Commissioner for Basic and Secondary Education, Chiedu Ebie, who confirmed the development in Asaba yesterday, disclosed that six persons who claimed to be proprietors of some of the schools were arrested and handed over to the Police for prosecution.
“We have observed proliferation of illegal private schools operating in dingy environments, many of their proprietors and proprietresses are semi-illiterates. We also discovered that unsuspecting students desperately looking for six credits are enroll with them for as much as N40, 000 and above each,” he said.
Expectedly, Governor Ifeanyi Okowa had in the recent times expressed concern over the state of affairs in the state’s education sector, particularly the falling standards, as a result of increasing activities of illegal private schools.

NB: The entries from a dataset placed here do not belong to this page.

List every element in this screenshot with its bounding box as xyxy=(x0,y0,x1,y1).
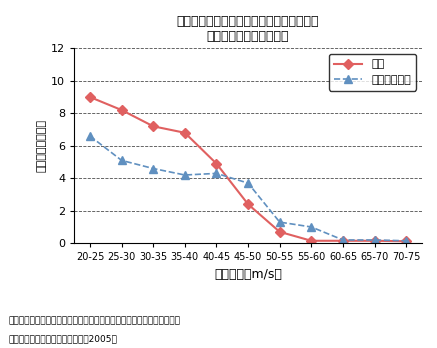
Line: ２１世紀末頃: ２１世紀末頃 xyxy=(86,132,410,245)
２１世紀末頃 xyxy=(340,238,346,242)
２１世紀末頃 xyxy=(119,158,124,163)
２１世紀末頃 xyxy=(372,238,377,242)
現在 xyxy=(246,202,251,206)
Line: 現在: 現在 xyxy=(87,94,409,245)
X-axis label: 最大風速（m/s）: 最大風速（m/s） xyxy=(214,268,282,281)
現在 xyxy=(340,239,346,243)
Text: 資料）気象庁「異常気象レポート2005」: 資料）気象庁「異常気象レポート2005」 xyxy=(9,334,118,343)
現在 xyxy=(151,124,156,128)
現在 xyxy=(119,108,124,112)
Title: 熱帯低気圧の強度別に示した熱帯低気圧の
年平均発生数の頻度分布: 熱帯低気圧の強度別に示した熱帯低気圧の 年平均発生数の頻度分布 xyxy=(177,15,319,43)
２１世紀末頃 xyxy=(277,220,282,224)
２１世紀末頃 xyxy=(403,239,409,243)
２１世紀末頃 xyxy=(151,166,156,171)
２１世紀末頃 xyxy=(309,225,314,229)
Y-axis label: （回）発生数均年: （回）発生数均年 xyxy=(37,119,47,172)
現在 xyxy=(277,230,282,234)
現在 xyxy=(214,161,219,166)
Legend: 現在, ２１世紀末頃: 現在, ２１世紀末頃 xyxy=(329,54,416,90)
Text: （注）実線は現在気候再現実験、破線は温暖化予測実験の結果を示す。: （注）実線は現在気候再現実験、破線は温暖化予測実験の結果を示す。 xyxy=(9,317,181,326)
現在 xyxy=(372,239,377,243)
現在 xyxy=(309,239,314,243)
２１世紀末頃 xyxy=(182,173,187,177)
２１世紀末頃 xyxy=(246,181,251,185)
現在 xyxy=(403,239,409,243)
現在 xyxy=(87,95,93,99)
２１世紀末頃 xyxy=(87,134,93,138)
２１世紀末頃 xyxy=(214,171,219,175)
現在 xyxy=(182,131,187,135)
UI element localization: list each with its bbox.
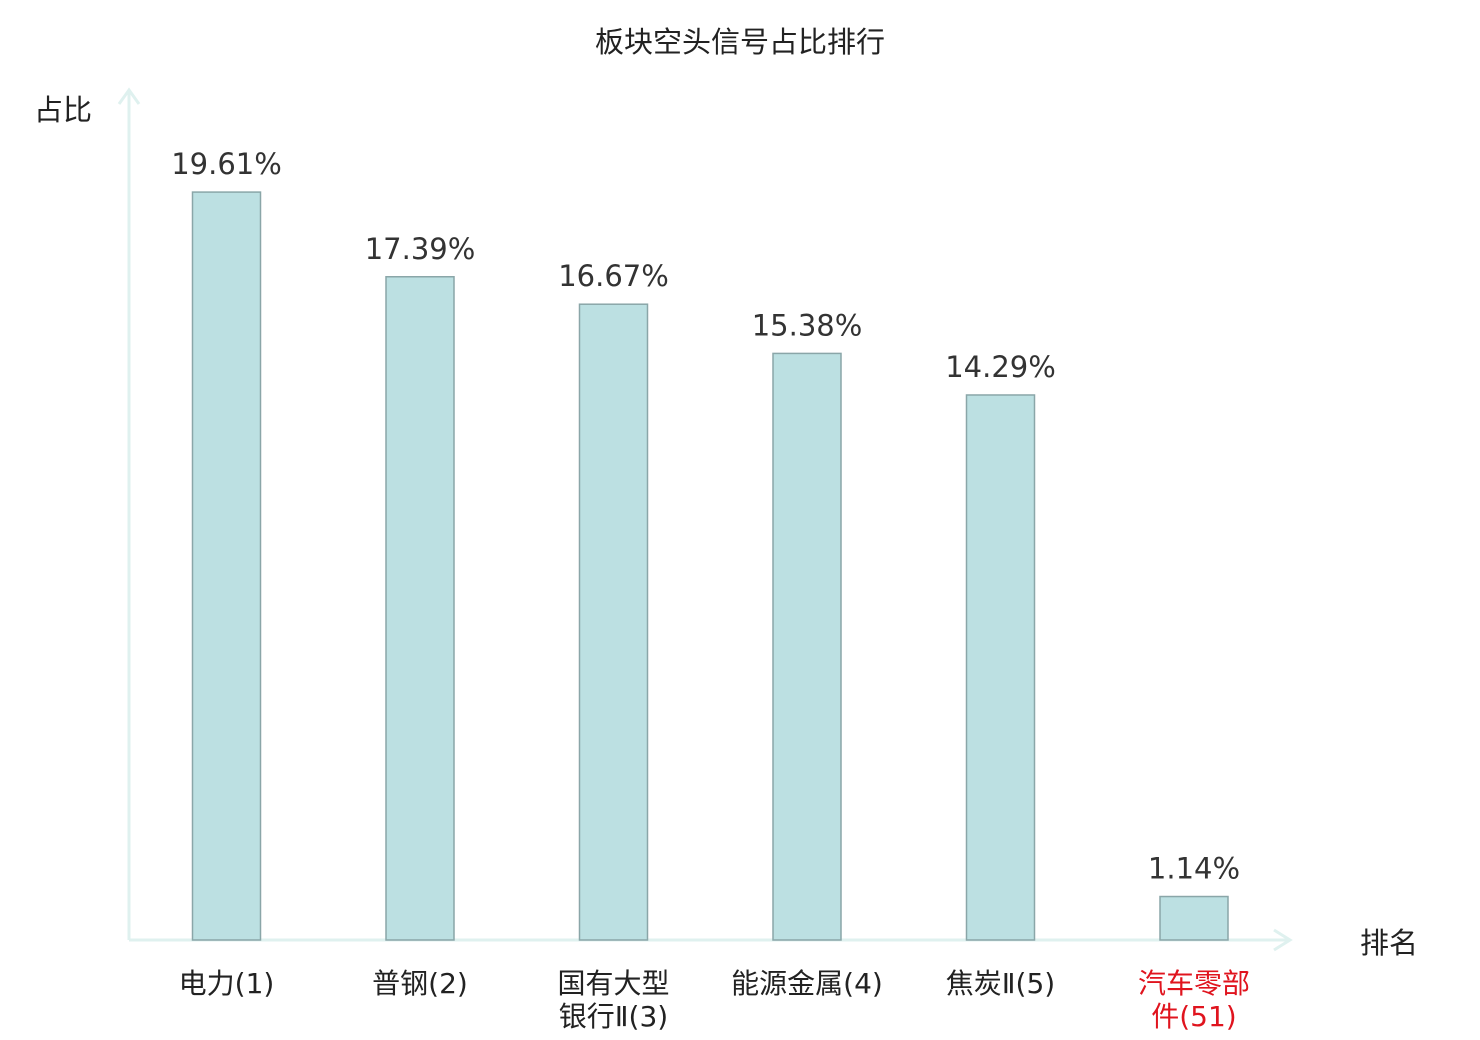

Investigations reveal that proliferation of illegal private schools in the state was caused by lack of strict adherence to the laid down procedures for approving private schools by the relevant government departments.
This has snowballed into a situation of chaos and apathy on the part of stakeholders and parents of students and pupils who attend the private schools.
Embarrassed by the situation, Okowa, gave matching orders to the Commissioner in charge of Basic and Secondary Education to urgently sanitize the system.
Consequently, the committee, headed by a retired principal was set up, leading to the discovery of the 18,000 illegal private schools. Further investigation revealed that most of the illegal private schools fell short of the requirements laid down by the state government for their establishment.
However, it was learnt that the promoters of these schools are highly placed politicians and semi-illiterates who are desperate to make more money.The Guardian checks revealed that the schools, located in Asaba, Ibusa, Okpanam and environs lack conducive learning environment, with inadequate classrooms, lack of water and toilets facilities, among other necessities.
Some unsuspecting students who spoke to The Guardian said they patronise the schools to enable them make their papers, adding that even though they pay between N40, 000 and N60, 000, they were sure of making eight or nine credits in the West African School Certificate examinations.